Vehicle-wise validated ensemble learning framework for robust electric vehicle energy consumption prediction using physics-guided features and statistical benchmarking.

Predicting EV energy consumption accurately is essential for solving range anxiety and helping with better route planning and energy management in real conditions. Many current studies use random data splitting and few evaluation measures, which leads to overly optimistic results. Moreover, this approach does not properly test how well the models work on new data. According to the research requirements, this study presents a systematic ensemble learning framework using vehicle-wise data splitting to prevent information leakage and ensure realistic evaluation.
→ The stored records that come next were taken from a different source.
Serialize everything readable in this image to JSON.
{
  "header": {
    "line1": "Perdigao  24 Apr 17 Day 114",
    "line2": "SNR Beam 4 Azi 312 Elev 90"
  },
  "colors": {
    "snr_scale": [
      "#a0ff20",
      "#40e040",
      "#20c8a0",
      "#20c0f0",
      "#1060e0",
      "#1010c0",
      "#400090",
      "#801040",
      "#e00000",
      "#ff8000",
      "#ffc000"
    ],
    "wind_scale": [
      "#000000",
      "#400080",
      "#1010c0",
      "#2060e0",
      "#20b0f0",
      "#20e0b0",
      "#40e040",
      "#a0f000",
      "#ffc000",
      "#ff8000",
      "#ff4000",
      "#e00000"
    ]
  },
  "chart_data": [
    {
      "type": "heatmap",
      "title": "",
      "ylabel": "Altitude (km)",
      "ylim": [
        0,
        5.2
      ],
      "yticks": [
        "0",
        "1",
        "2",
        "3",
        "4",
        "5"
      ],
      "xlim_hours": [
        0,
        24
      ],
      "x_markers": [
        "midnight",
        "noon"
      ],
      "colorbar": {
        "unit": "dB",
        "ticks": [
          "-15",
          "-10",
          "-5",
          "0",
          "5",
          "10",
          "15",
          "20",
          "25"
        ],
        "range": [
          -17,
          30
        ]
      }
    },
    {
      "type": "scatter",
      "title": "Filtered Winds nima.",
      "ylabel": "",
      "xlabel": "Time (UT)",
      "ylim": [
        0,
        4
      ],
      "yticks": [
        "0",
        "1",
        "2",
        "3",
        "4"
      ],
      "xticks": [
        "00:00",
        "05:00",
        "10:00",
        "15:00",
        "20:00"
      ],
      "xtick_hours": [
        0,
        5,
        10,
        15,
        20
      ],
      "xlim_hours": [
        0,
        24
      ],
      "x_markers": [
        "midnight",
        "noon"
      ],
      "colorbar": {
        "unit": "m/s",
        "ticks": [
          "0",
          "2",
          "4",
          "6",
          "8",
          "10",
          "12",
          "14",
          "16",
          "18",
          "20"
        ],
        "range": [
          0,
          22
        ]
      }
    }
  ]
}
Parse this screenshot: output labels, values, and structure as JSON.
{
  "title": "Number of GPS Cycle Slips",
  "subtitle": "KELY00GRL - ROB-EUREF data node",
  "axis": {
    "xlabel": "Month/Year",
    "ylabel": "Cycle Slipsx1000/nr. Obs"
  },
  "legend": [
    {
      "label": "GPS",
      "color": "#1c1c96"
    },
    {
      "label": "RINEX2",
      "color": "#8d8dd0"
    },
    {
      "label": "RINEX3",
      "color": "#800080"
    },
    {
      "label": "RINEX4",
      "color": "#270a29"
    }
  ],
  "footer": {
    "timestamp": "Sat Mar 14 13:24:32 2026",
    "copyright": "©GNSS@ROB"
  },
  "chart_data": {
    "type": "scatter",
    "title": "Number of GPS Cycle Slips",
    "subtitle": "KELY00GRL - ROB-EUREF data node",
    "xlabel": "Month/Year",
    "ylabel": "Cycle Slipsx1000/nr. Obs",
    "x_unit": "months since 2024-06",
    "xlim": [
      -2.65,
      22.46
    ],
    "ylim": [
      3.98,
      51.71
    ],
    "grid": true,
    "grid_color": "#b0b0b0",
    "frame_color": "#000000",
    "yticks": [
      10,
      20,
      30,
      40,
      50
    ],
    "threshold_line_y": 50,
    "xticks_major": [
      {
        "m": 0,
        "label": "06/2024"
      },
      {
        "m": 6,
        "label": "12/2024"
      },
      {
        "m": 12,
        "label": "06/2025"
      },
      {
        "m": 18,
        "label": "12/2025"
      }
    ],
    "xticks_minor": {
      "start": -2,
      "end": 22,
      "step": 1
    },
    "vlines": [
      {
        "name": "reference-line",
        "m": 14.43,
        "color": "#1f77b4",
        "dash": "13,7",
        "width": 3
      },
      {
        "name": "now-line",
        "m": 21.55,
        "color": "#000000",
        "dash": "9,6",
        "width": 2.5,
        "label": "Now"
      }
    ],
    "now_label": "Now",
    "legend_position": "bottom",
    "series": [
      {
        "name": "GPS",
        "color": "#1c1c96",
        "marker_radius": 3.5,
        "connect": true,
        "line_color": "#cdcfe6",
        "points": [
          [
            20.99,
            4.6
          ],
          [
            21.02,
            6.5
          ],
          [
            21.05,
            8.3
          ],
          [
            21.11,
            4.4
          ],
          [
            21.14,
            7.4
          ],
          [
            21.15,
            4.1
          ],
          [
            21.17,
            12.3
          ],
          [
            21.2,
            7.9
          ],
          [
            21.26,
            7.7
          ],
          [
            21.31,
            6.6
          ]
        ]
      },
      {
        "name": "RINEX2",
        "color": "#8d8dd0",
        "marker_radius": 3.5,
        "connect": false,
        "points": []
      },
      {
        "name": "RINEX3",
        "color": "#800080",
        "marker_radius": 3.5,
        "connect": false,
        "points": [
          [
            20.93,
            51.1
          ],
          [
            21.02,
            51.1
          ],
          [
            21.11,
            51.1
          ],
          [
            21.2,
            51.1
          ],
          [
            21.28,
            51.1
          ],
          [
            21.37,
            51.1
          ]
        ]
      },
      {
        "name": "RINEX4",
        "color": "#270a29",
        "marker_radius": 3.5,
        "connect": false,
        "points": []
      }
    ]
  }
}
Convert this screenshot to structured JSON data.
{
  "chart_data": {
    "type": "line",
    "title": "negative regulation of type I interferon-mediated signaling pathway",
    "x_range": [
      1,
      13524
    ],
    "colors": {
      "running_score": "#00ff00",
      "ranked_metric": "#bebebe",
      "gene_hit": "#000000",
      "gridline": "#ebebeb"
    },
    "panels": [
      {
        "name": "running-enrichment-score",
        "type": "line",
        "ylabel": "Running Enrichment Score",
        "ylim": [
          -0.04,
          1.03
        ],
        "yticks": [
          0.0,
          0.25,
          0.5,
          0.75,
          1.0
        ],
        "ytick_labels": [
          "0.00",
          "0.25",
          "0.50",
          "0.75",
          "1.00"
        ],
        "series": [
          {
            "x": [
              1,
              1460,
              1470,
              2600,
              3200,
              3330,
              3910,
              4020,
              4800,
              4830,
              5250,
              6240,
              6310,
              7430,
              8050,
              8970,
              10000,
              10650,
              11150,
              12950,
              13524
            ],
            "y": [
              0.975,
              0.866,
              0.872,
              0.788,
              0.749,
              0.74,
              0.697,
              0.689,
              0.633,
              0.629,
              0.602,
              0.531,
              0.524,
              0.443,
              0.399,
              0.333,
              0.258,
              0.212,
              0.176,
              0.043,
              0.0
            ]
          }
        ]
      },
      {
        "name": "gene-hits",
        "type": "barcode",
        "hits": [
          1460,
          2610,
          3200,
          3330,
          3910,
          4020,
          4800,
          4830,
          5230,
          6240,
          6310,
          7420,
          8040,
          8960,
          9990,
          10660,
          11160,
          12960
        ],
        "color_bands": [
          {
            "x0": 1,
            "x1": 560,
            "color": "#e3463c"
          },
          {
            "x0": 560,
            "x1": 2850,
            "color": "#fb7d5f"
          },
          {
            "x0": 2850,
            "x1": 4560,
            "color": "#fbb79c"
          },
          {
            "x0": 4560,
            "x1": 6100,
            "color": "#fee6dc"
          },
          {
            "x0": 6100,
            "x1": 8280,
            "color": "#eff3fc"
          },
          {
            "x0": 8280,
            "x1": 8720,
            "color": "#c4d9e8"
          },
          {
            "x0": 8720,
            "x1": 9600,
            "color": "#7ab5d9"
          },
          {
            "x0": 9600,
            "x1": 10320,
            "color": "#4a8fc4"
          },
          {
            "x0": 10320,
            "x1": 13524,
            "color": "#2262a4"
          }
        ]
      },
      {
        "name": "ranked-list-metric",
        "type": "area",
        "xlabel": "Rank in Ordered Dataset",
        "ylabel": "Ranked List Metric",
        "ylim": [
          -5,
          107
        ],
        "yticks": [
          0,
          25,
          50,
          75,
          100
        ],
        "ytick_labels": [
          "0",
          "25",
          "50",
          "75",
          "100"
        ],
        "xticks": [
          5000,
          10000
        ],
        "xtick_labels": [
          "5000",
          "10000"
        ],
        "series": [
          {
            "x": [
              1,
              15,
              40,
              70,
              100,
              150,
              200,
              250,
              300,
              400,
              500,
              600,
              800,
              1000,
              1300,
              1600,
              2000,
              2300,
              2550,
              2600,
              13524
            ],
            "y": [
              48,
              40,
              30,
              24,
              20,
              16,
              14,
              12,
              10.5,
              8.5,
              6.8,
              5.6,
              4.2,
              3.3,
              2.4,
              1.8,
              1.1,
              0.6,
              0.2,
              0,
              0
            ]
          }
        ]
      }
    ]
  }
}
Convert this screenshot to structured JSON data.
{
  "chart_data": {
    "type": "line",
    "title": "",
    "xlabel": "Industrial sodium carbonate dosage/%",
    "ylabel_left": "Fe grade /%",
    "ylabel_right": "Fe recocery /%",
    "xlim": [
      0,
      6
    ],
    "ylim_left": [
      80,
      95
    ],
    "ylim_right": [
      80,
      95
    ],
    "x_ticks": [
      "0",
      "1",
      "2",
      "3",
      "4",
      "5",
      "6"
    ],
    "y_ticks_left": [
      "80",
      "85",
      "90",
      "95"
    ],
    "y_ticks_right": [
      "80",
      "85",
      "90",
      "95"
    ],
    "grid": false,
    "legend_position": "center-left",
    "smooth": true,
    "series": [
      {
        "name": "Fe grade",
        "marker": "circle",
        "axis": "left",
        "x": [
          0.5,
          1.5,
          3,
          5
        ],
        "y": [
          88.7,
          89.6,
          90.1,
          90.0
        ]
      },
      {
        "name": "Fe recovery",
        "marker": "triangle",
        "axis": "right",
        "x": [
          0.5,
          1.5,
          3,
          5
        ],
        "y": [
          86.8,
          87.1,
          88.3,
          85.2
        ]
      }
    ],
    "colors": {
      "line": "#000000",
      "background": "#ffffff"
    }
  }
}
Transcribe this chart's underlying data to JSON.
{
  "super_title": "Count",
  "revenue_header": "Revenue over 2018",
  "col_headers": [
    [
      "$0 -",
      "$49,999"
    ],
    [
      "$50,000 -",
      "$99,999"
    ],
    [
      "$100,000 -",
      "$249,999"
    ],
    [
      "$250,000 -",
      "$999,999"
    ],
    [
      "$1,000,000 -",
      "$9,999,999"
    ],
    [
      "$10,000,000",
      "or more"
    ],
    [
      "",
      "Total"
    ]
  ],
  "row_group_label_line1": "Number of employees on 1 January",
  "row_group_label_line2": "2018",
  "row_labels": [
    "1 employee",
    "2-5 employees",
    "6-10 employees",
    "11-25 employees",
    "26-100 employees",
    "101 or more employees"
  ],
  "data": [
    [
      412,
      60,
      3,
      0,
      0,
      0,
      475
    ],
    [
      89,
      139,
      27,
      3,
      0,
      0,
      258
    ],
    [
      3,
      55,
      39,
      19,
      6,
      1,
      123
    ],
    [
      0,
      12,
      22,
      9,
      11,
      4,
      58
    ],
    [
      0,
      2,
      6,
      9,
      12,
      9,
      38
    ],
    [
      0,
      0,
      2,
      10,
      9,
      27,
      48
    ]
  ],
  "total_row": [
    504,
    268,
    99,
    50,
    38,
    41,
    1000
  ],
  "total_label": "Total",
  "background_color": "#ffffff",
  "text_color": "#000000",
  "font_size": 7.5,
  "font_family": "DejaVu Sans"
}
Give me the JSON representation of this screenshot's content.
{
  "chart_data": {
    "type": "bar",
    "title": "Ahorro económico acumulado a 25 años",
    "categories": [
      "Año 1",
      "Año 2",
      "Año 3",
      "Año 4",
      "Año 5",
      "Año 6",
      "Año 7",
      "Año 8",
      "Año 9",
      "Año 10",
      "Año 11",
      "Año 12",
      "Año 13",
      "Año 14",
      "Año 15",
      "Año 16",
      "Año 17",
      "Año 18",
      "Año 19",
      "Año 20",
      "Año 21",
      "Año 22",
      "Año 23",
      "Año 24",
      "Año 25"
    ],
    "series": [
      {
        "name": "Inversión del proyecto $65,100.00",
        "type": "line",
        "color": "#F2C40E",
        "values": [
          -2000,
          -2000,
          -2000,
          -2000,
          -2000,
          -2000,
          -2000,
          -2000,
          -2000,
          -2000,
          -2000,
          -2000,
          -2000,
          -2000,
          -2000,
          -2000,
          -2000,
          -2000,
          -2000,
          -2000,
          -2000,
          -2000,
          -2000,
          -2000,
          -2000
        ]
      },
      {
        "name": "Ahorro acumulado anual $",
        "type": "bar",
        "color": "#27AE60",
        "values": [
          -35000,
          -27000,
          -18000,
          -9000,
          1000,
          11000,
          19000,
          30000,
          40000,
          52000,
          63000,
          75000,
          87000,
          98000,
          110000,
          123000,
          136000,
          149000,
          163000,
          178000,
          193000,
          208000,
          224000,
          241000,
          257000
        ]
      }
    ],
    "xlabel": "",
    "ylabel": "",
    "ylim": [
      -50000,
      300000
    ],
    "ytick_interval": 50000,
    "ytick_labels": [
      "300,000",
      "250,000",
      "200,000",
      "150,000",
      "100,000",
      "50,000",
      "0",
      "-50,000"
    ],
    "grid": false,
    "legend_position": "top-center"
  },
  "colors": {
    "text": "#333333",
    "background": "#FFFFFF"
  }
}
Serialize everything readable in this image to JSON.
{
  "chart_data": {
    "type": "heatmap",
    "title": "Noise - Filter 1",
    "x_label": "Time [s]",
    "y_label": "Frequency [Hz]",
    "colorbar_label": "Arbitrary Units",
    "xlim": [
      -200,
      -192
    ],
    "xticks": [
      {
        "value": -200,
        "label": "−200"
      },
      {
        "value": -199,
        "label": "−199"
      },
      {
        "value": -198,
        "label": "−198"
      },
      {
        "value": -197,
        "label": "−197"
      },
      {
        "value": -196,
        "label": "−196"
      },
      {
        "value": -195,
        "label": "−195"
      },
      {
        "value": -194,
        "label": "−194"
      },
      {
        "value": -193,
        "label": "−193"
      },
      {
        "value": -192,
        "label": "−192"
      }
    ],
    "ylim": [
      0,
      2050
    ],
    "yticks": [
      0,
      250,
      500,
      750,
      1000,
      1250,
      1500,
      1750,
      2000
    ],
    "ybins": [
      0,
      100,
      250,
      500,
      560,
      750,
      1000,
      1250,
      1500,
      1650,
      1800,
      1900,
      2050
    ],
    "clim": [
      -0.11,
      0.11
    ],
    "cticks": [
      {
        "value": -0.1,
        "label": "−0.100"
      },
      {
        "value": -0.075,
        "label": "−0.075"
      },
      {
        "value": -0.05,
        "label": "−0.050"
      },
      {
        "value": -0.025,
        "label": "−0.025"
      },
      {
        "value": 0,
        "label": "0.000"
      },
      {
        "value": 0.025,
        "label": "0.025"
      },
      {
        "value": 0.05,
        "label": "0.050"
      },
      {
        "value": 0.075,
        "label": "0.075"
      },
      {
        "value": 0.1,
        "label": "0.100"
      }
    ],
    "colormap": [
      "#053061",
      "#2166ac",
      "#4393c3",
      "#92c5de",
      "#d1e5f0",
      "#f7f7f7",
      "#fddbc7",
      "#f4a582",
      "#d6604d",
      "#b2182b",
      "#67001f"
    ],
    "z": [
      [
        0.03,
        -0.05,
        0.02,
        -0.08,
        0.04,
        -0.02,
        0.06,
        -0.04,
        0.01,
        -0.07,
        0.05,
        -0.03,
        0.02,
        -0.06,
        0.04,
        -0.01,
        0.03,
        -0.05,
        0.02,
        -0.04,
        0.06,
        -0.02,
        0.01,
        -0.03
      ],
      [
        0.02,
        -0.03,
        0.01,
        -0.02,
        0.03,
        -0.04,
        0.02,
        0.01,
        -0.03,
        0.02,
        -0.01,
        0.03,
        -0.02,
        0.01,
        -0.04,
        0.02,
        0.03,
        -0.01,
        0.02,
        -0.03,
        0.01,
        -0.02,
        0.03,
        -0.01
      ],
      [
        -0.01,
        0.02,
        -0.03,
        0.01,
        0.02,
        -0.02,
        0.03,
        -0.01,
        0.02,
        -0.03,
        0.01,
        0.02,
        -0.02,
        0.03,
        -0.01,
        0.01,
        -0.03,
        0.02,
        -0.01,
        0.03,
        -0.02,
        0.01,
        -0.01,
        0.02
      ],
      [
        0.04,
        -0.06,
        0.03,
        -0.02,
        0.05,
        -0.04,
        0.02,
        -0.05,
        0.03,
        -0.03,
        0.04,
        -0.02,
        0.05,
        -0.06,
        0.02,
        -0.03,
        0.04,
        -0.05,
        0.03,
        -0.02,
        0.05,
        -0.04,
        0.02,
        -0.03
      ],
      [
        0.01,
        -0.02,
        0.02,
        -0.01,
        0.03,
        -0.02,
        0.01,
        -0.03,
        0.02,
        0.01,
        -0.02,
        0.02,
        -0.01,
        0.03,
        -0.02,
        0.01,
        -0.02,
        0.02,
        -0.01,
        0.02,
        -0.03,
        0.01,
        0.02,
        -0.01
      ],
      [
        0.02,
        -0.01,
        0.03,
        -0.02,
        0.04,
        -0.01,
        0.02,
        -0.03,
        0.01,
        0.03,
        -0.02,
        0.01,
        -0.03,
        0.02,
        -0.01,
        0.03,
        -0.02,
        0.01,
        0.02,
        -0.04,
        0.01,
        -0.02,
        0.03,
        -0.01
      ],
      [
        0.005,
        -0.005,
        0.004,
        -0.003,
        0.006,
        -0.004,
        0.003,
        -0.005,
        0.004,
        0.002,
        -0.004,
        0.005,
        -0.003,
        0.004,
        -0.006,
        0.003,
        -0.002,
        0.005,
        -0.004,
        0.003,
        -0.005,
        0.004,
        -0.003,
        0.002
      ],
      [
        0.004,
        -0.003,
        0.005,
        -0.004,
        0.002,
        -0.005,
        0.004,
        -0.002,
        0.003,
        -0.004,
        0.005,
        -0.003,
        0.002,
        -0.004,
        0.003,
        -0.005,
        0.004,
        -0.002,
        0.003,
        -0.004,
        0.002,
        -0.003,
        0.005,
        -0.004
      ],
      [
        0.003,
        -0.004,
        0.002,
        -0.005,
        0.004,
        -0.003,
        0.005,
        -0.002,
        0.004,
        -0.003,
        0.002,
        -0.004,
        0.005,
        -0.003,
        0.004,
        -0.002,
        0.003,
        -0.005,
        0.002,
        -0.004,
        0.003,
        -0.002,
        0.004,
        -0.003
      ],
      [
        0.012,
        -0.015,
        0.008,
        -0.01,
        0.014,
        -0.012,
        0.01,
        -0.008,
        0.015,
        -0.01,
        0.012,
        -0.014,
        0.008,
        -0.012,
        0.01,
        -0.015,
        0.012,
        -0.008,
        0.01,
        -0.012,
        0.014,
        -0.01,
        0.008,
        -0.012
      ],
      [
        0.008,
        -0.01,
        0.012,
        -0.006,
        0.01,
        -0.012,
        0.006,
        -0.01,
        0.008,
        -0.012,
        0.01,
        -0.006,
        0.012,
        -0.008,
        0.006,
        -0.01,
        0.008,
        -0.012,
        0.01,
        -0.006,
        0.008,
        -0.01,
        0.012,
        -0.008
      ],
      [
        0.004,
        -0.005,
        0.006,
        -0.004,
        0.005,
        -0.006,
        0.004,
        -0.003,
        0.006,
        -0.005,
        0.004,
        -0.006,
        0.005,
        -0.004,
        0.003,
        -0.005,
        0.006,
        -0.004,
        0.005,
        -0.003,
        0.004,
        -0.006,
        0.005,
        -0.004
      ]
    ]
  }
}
Five machine learning models-Random Forest, ExtraTrees, XGBoost, LightGBM, and CatBoost-are tested using real electric vehicle data that includes only physics-based features for vehicle movement and environmental conditions. The model performance is evaluated using multiple metrics like MAE, RMSE, MAPE, R2, and EVS, and statistical significance is further checked through Friedman and Wilcoxon tests. The results show that the ExtraTrees model gives the best performance with R2 = 0.9407, RMSE = 0.6113 kWh/km, and MAPE = 7.62%. Additionally, this model shows good accuracy across all driving conditions. The results indicate that ExtraTrees works significantly better than LightGBM, while it gives similar results to other ensemble models. Furthermore, the results demonstrate that ensemble methods work well for different types of EV data by reducing errors. The suggested framework provides a robust and dependable solution for predicting EV energy use and range in real situations.